Les élections aux USA peuvent paraitre comme un éternel recommencement. Tous les deux ans, des machines politiques organisées se remettent en position pour assister ou faire élire qui un sénateur, un membre de la Chambre des représentants, un gouverneur, un procureur, un sheriff, un maire, un procureur, ou pour procéder à une consultation pour légaliser la vente de cannabis, baisser des taxes locales ou permettre l’euthanasie, selon les États. Un mélange de démocratie directe, locale et nationale refait surface avec ses débats, ses caucus télévisés, ses spots publicitaires et ses inévitables tripatouillages relatifs aux découpages de circonscriptions ou de rejets d’électeurs potentiellement indésirables. En fait, les confrontations de cette année reflètent une forte polarisation, avec une importante présence féminine en candidatures pour un vote de colère et de protestation, s’apparentant davantage à un referendum qui ne dit pas son nom ; pour ou contre le chef de l’exécutif en place certes disposant de solides soutiens, mais également objet de nombreuses controverses.
Test essentiel
Un scrutin qui intervient au moment où une société américaine se pose, non sans colère, des questions sur la coupure qu’elle connait depuis la dernière décennie et qui semble s’exacerber, souvent amplifiée ici ou là par les propos des politiciens aux commandes et relayés par des médias en continu.

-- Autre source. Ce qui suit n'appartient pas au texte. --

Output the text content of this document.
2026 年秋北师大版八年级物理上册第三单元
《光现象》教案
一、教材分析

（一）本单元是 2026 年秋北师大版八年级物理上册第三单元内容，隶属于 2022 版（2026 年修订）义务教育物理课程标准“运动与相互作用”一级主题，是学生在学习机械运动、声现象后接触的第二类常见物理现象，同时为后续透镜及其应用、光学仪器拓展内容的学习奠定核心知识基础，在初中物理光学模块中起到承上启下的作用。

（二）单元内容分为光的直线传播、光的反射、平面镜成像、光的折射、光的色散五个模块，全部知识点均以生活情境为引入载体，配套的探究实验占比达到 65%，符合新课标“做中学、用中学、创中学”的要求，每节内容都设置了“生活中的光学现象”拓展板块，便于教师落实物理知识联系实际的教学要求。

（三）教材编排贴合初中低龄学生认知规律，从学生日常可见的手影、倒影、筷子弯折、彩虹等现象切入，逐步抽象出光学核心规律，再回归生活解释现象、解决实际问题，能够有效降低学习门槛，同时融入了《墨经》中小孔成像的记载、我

Aussi, les résultats des élections de l’actuel mi-mandat, le mardi 6 novembre, sont jugés relativement cruciaux pour le devenir d’une grande démocratie jusque-là donnée en modèle, comme pour le reste d’une partie de la planète qui en suit l’évolution, non sans crainte d’éventuels dérapages pouvant survenir à tout instant. La future composition des deux chambres du Congrès, seules habilitées à faire et à défaire les lois de l’Union, actuellement dominées par les Républicains, sera un test essentiel pour indiquer l’orientation générale à venir des législateurs qui seront en charge de la politique au jour le jour de cette superpuissance. D’aucuns avancent qu’une telle emprise serait remise en question, en particulier pour la Chambre des représentants qui doit être renouvelée intégralement tous les deux ans comme chacun sait, en vertu des dispositions constitutionnelles. Le pronostic demeure plus réservé quant au remplacement des trente-cinq membres sortants de la chambre haute, le Sénat ; l’issue du scrutin étant jugée relativement serrée par les derniers sondages des grandes chaines américaines, compte tenu des États concernés et de la diversité des situations interdisant toute extrapolation.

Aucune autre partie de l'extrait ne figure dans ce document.